What could happen that would invalidate this narrative?
  • The company's revenue for 2024 was only $1 million, solely derived from a one-off upfront license fee, indicating a significant reliance on potential future product approvals for revenue growth. This lack of current diversified revenue streams poses a risk to its future financial stability.
  • Operating expenses in 2024 totaled $23.4 million, resulting in a net loss of $20 million. Continued high expenses relative to minimal revenue could adversely impact net margins and profitability if not managed effectively.
  • The company's cash and marketable securities are expected to support operations only until the second quarter of 2026. This indicates a potential liquidity risk if additional funding is not secured, which could affect operational continuity and financial solvency.
  • The ASCEND trial results led to a negative reaction in the stock market, suggesting the possibility that future trial outcomes might not meet investor expectations, directly affecting market perception and investor confidence, thus impacting stock price performance.
  • Many of the ongoing and planned clinical studies are investigator-initiated with limited company control, posing risks of delays or inconsistencies in outcomes that could affect the timelines for regulatory approval and the resultant revenue streams.

Valuation

How have all the factors above been brought together to estimate a fair value?
  • The analysts have a consensus price target of $17.0 for Lisata Therapeutics based on their expectations of its future earnings growth, profit margins and other risk factors.
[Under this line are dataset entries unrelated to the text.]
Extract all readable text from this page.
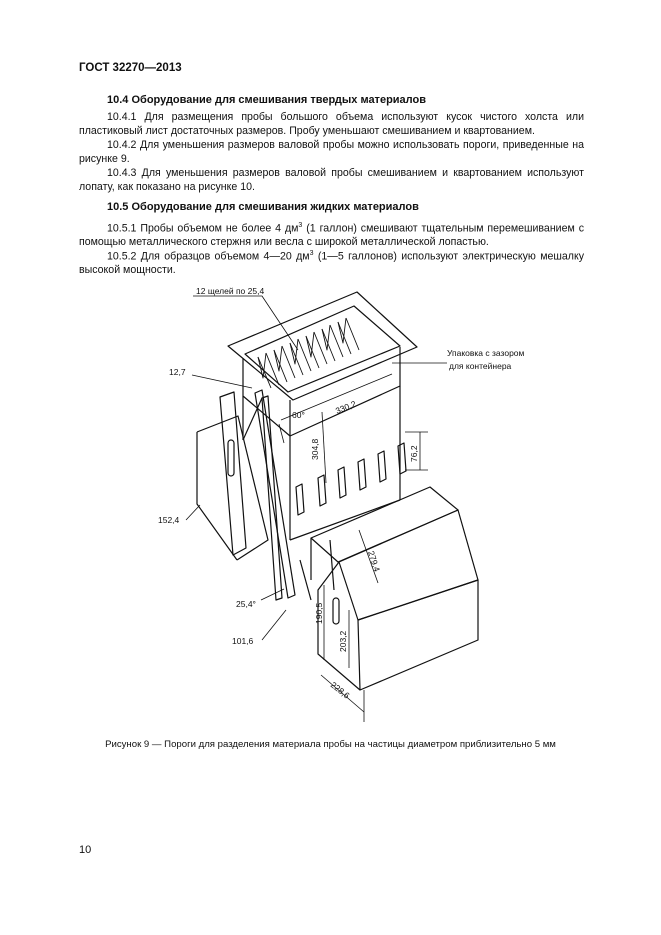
ГОСТ 32270—2013
10.4 Оборудование для смешивания твердых материалов
10.4.1 Для размещения пробы большого объема используют кусок чистого холста или пластиковый лист достаточных размеров. Пробу уменьшают смешиванием и квартованием.
10.4.2 Для уменьшения размеров валовой пробы можно использовать пороги, приведенные на рисунке 9.
10.4.3 Для уменьшения размеров валовой пробы смешиванием и квартованием используют лопату, как показано на рисунке 10.
10.5 Оборудование для смешивания жидких материалов
10.5.1 Пробы объемом не более 4 $дм^3$ (1 галлон) смешивают тщательным перемешиванием с помощью металлического стержня или весла с широкой металлической лопастью.
10.5.2 Для образцов объемом 4—20 $дм^3$ (1—5 галлонов) используют электрическую мешалку высокой мощности.
12 щелей по 25,4
Упаковка с зазором
для контейнера
12,7
60°	330,2
304,8	76,2
152,4
279,4
25,4°
101,6
190,5
203,2
228,6
Рисунок 9 — Пороги для разделения материала пробы на частицы диаметром приблизительно 5 мм
10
However, there is a degree of disagreement amongst analysts, with the most bullish reporting a price target of $21.0, and the most bearish reporting a price target of just $15.0.
  • In order for you to agree with the analyst's consensus, you'd need to believe that by 2028, revenues will be $3.3 million, earnings will come to $528.9 thousand, and it would be trading on a PE ratio of 387.3x, assuming you use a discount rate of 6.4%.
  • Given the current share price of $2.45, the analyst price target of $17.0 is 85.6% higher.
  • We always encourage you to reach your own conclusions though. So sense check these analyst numbers against your own assumptions and expectations based on your understanding of the business and what you believe is probable.
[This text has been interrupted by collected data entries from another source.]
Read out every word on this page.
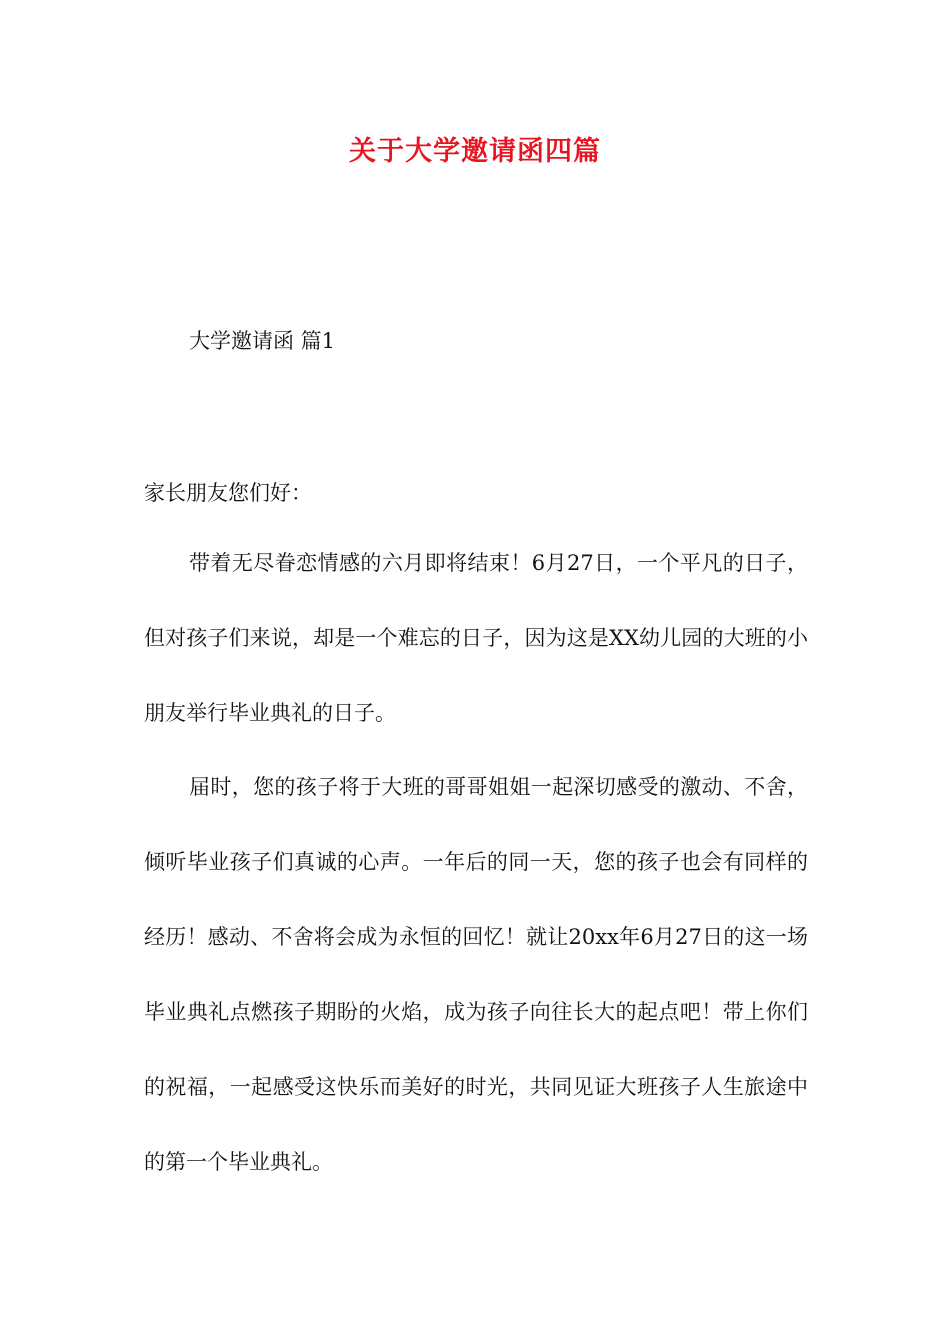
关于大学邀请函四篇
大学邀请函 篇1
家长朋友您们好：

带着无尽眷恋情感的六月即将结束！6月27日，一个平凡的日子，但对孩子们来说，却是一个难忘的日子，因为这是XX幼儿园的大班的小朋友举行毕业典礼的日子。

届时，您的孩子将于大班的哥哥姐姐一起深切感受的激动、不舍，倾听毕业孩子们真诚的心声。一年后的同一天，您的孩子也会有同样的经历！感动、不舍将会成为永恒的回忆！就让20xx年6月27日的这一场毕业典礼点燃孩子期盼的火焰，成为孩子向往长大的起点吧！带上你们的祝福，一起感受这快乐而美好的时光，共同见证大班孩子人生旅途中的第一个毕业典礼。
How well do narratives help inform your perspective?

Disclaimer

AnalystConsensusTarget is a tool utilizing a Large Language Model (LLM) that ingests data on consensus price targets, forecasted revenue and earnings figures, as well as the transcripts of earnings calls to produce qualitative analysis. The narratives produced by AnalystConsensusTarget are general in nature and are based solely on analyst data and publicly-available material published by the respective companies. These scenarios are not indicative of the company's future performance and are exploratory in nature. Simply Wall St has no position in the company(s) mentioned. Simply Wall St may provide the securities issuer or related entities with website advertising services for a fee, on an arm's length basis. These relationships have no impact on the way we conduct our business, the content we host, or how our content is served to users. The price targets and estimates used are consensus data, and do not constitute a recommendation to buy or sell any stock, and they do not take account of your objectives, or your financial situation. Note that AnalystConsensusTarget's analysis may not factor in the latest price-sensitive company announcements or qualitative material.